On 09/01/2009 03:11 PM, Daniel Jacobowitz wrote:
> I assume this patch is a distant descendant of the one I sent you a
> while back.  Is its goal to create a useful name for each symbol, or
> to match the one produced by some other source - probably the
> demangler?  What sort of template cases have you looked at?

Yes, this is based on the patches you sent me a long, long time ago. The 
goal is to generate a physname that is unique; it may match the output 
of the demangler, but that is not a requirement. It is supposed to 
construct valid, fully-qualified names, i.e, you won't see "std::string" 
as a physname. It's really "std::basic_string<blah blah blah>".

The template cases I've looked at are checked-in on the 
archer-keiths-realcpp-test branch. I've just committed the latest and 
greatest version of realcpp.{exp,cc} here: http://tinyurl.com/lkaadh 
(git.sourceware.org -- sorry for the tinyurl thing, git URL names are 
loooooooong).

Unfortunately, I cannot speak to other compilers, only gcc.

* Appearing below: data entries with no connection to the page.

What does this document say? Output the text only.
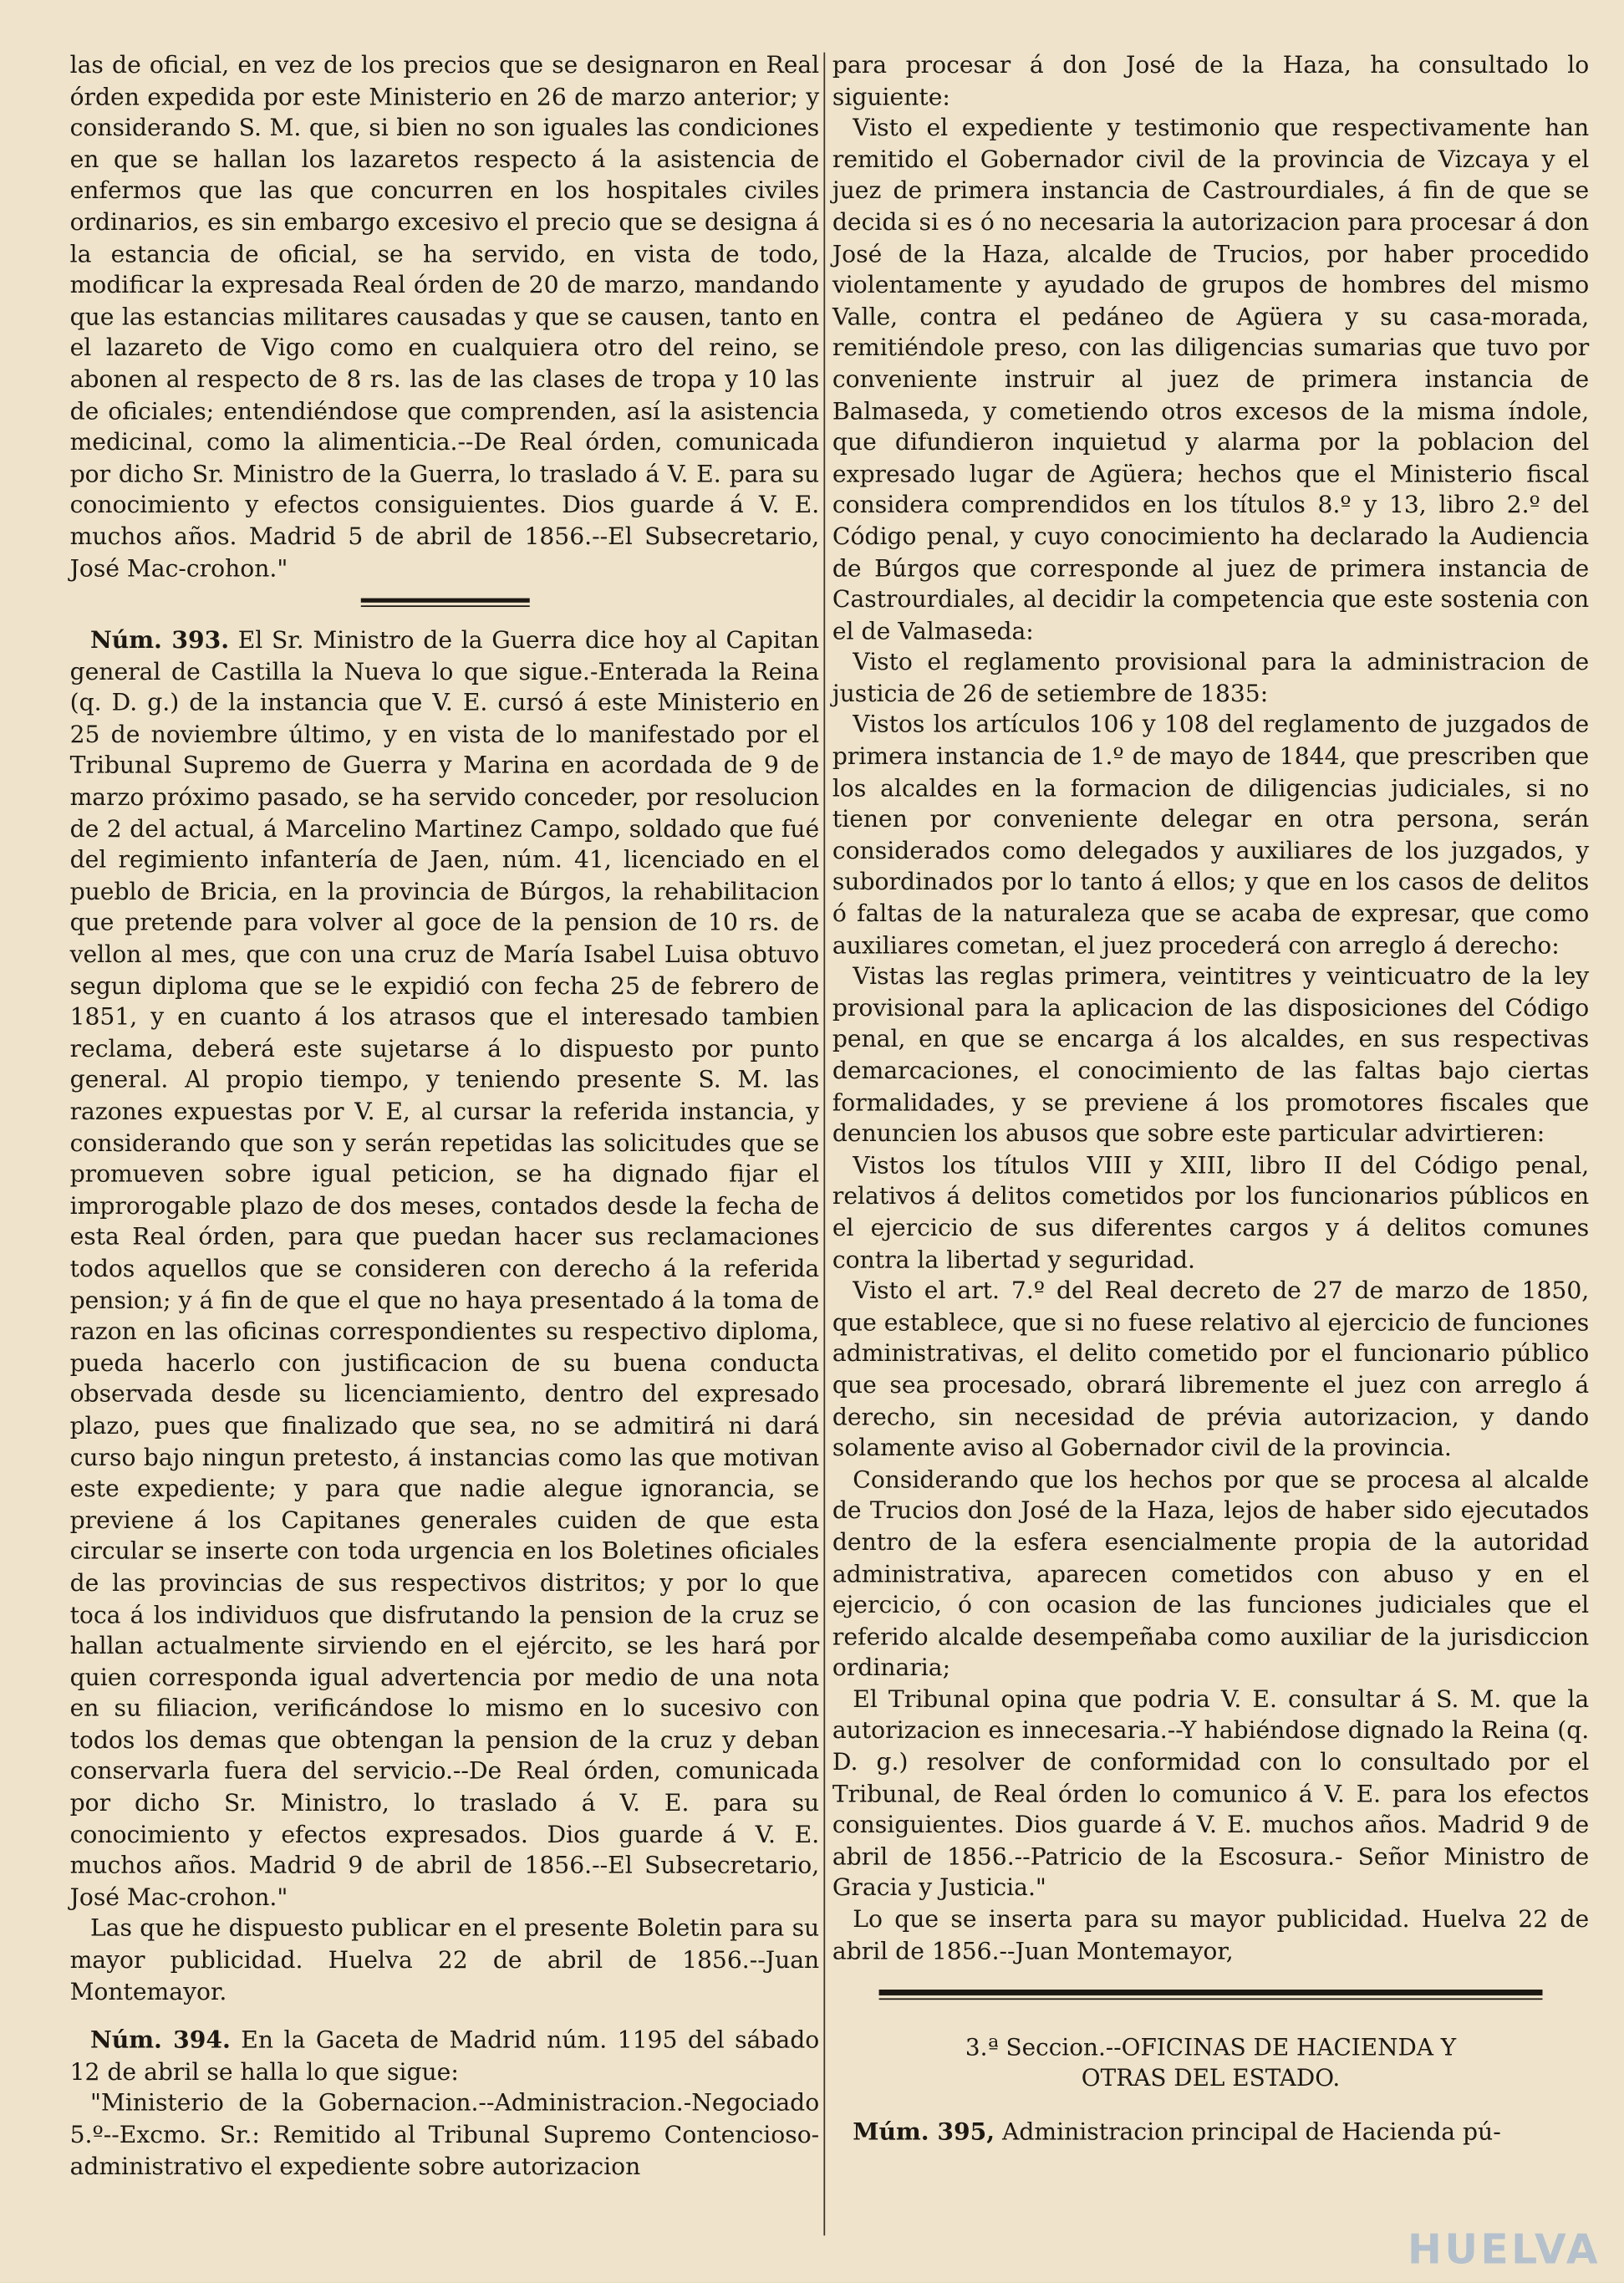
las de oficial, en vez de los precios que se designaron en Real órden expedida por este Ministerio en 26 de marzo anterior; y considerando S. M. que, si bien no son iguales las condiciones en que se hallan los lazaretos respecto á la asistencia de enfermos que las que concurren en los hospitales civiles ordinarios, es sin embargo excesivo el precio que se designa á la estancia de oficial, se ha servido, en vista de todo, modificar la expresada Real órden de 20 de marzo, mandando que las estancias militares causadas y que se causen, tanto en el lazareto de Vigo como en cualquiera otro del reino, se abonen al respecto de 8 rs. las de las clases de tropa y 10 las de oficiales; entendiéndose que comprenden, así la asistencia medicinal, como la alimenticia.--De Real órden, comunicada por dicho Sr. Ministro de la Guerra, lo traslado á V. E. para su conocimiento y efectos consiguientes. Dios guarde á V. E. muchos años. Madrid 5 de abril de 1856.--El Subsecretario, José Mac-crohon."

Núm. 393. El Sr. Ministro de la Guerra dice hoy al Capitan general de Castilla la Nueva lo que sigue.-Enterada la Reina (q. D. g.) de la instancia que V. E. cursó á este Ministerio en 25 de noviembre último, y en vista de lo manifestado por el Tribunal Supremo de Guerra y Marina en acordada de 9 de marzo próximo pasado, se ha servido conceder, por resolucion de 2 del actual, á Marcelino Martinez Campo, soldado que fué del regimiento infantería de Jaen, núm. 41, licenciado en el pueblo de Bricia, en la provincia de Búrgos, la rehabilitacion que pretende para volver al goce de la pension de 10 rs. de vellon al mes, que con una cruz de María Isabel Luisa obtuvo segun diploma que se le expidió con fecha 25 de febrero de 1851, y en cuanto á los atrasos que el interesado tambien reclama, deberá este sujetarse á lo dispuesto por punto general. Al propio tiempo, y teniendo presente S. M. las razones expuestas por V. E, al cursar la referida instancia, y considerando que son y serán repetidas las solicitudes que se promueven sobre igual peticion, se ha dignado fijar el improrogable plazo de dos meses, contados desde la fecha de esta Real órden, para que puedan hacer sus reclamaciones todos aquellos que se consideren con derecho á la referida pension; y á fin de que el que no haya presentado á la toma de razon en las oficinas correspondientes su respectivo diploma, pueda hacerlo con justificacion de su buena conducta observada desde su licenciamiento, dentro del expresado plazo, pues que finalizado que sea, no se admitirá ni dará curso bajo ningun pretesto, á instancias como las que motivan este expediente; y para que nadie alegue ignorancia, se previene á los Capitanes generales cuiden de que esta circular se inserte con toda urgencia en los Boletines oficiales de las provincias de sus respectivos distritos; y por lo que toca á los individuos que disfrutando la pension de la cruz se hallan actualmente sirviendo en el ejército, se les hará por quien corresponda igual advertencia por medio de una nota en su filiacion, verificándose lo mismo en lo sucesivo con todos los demas que obtengan la pension de la cruz y deban conservarla fuera del servicio.--De Real órden, comunicada por dicho Sr. Ministro, lo traslado á V. E. para su conocimiento y efectos expresados. Dios guarde á V. E. muchos años. Madrid 9 de abril de 1856.--El Subsecretario, José Mac-crohon."

Las que he dispuesto publicar en el presente Boletin para su mayor publicidad. Huelva 22 de abril de 1856.--Juan Montemayor.

Núm. 394. En la Gaceta de Madrid núm. 1195 del sábado 12 de abril se halla lo que sigue:

"Ministerio de la Gobernacion.--Administracion.-Negociado 5.º--Excmo. Sr.: Remitido al Tribunal Supremo Contencioso-administrativo el expediente sobre autorizacion

para procesar á don José de la Haza, ha consultado lo siguiente:

Visto el expediente y testimonio que respectivamente han remitido el Gobernador civil de la provincia de Vizcaya y el juez de primera instancia de Castrourdiales, á fin de que se decida si es ó no necesaria la autorizacion para procesar á don José de la Haza, alcalde de Trucios, por haber procedido violentamente y ayudado de grupos de hombres del mismo Valle, contra el pedáneo de Agüera y su casa-morada, remitiéndole preso, con las diligencias sumarias que tuvo por conveniente instruir al juez de primera instancia de Balmaseda, y cometiendo otros excesos de la misma índole, que difundieron inquietud y alarma por la poblacion del expresado lugar de Agüera; hechos que el Ministerio fiscal considera comprendidos en los títulos 8.º y 13, libro 2.º del Código penal, y cuyo conocimiento ha declarado la Audiencia de Búrgos que corresponde al juez de primera instancia de Castrourdiales, al decidir la competencia que este sostenia con el de Valmaseda:

Visto el reglamento provisional para la administracion de justicia de 26 de setiembre de 1835:

Vistos los artículos 106 y 108 del reglamento de juzgados de primera instancia de 1.º de mayo de 1844, que prescriben que los alcaldes en la formacion de diligencias judiciales, si no tienen por conveniente delegar en otra persona, serán considerados como delegados y auxiliares de los juzgados, y subordinados por lo tanto á ellos; y que en los casos de delitos ó faltas de la naturaleza que se acaba de expresar, que como auxiliares cometan, el juez procederá con arreglo á derecho:

Vistas las reglas primera, veintitres y veinticuatro de la ley provisional para la aplicacion de las disposiciones del Código penal, en que se encarga á los alcaldes, en sus respectivas demarcaciones, el conocimiento de las faltas bajo ciertas formalidades, y se previene á los promotores fiscales que denuncien los abusos que sobre este particular advirtieren:

Vistos los títulos VIII y XIII, libro II del Código penal, relativos á delitos cometidos por los funcionarios públicos en el ejercicio de sus diferentes cargos y á delitos comunes contra la libertad y seguridad.

Visto el art. 7.º del Real decreto de 27 de marzo de 1850, que establece, que si no fuese relativo al ejercicio de funciones administrativas, el delito cometido por el funcionario público que sea procesado, obrará libremente el juez con arreglo á derecho, sin necesidad de prévia autorizacion, y dando solamente aviso al Gobernador civil de la provincia.

Considerando que los hechos por que se procesa al alcalde de Trucios don José de la Haza, lejos de haber sido ejecutados dentro de la esfera esencialmente propia de la autoridad administrativa, aparecen cometidos con abuso y en el ejercicio, ó con ocasion de las funciones judiciales que el referido alcalde desempeñaba como auxiliar de la jurisdiccion ordinaria;

El Tribunal opina que podria V. E. consultar á S. M. que la autorizacion es innecesaria.--Y habiéndose dignado la Reina (q. D. g.) resolver de conformidad con lo consultado por el Tribunal, de Real órden lo comunico á V. E. para los efectos consiguientes. Dios guarde á V. E. muchos años. Madrid 9 de abril de 1856.--Patricio de la Escosura.- Señor Ministro de Gracia y Justicia."

Lo que se inserta para su mayor publicidad. Huelva 22 de abril de 1856.--Juan Montemayor,

3.ª Seccion.--OFICINAS DE HACIENDA Y
OTRAS DEL ESTADO.

Múm. 395, Administracion principal de Hacienda pú-

HUELVA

> Here's one case I remember having trouble with.
>
> template<char *S>  int f()
> {
>    return S[0];
> }
>
> char Foo[3];
> char Bar[3];
>
> int main()
> {
>    return f<Foo>() + f<Bar>();
> }

What do you want to do with this? Print it and break/list it?

On my archer-keiths-expr-cumulative branch (which does NOT use 
linkage_name):

(gdb) info func f
All functions matching regular expression "f":

File a.cc:
int f<(char*)(&Bar)>();
int f<(char*)(&Foo)>();

Non-debugging symbols:
0x08048420  frame_dummy
0x08048490  __libc_csu_fini
0x0804852c  _fini
(gdb) p f<(char*)(&Foo)>
$1 = {int (void)} 0x8048465 <f<(char*)(&Foo)>()>
(gdb) list 'f<(char*)(&Foo)>'
1	template<char *S> int f()
2	{
3	  return S[0];
4	}
5	
6	char Foo[3];
7	char Bar[3];
8	
9	int main()
10	{
(gdb) b 'f<(char*)(&Foo)>'
Breakpoint 1 at 0x8048468: file a.cc, line 3.
(gdb) r
Starting program: /home/keiths/tmp/a

Breakpoint 1, f<(char*)(&Foo)> () at a.cc:3
3	  return S[0];
(gdb) bt
#0  f<(char*)(&Foo)> () at a.cc:3
#1  0x08048453 in main () at a.cc:11
(gdb)

I know that "f<(char*)(&Foo)>" is ugly, but that is the name that gcc 
gives us (DW_AT_name for this DIE), so we have to use it. [I am assuming 
we could get this cleaned up/"fixed" in gcc.]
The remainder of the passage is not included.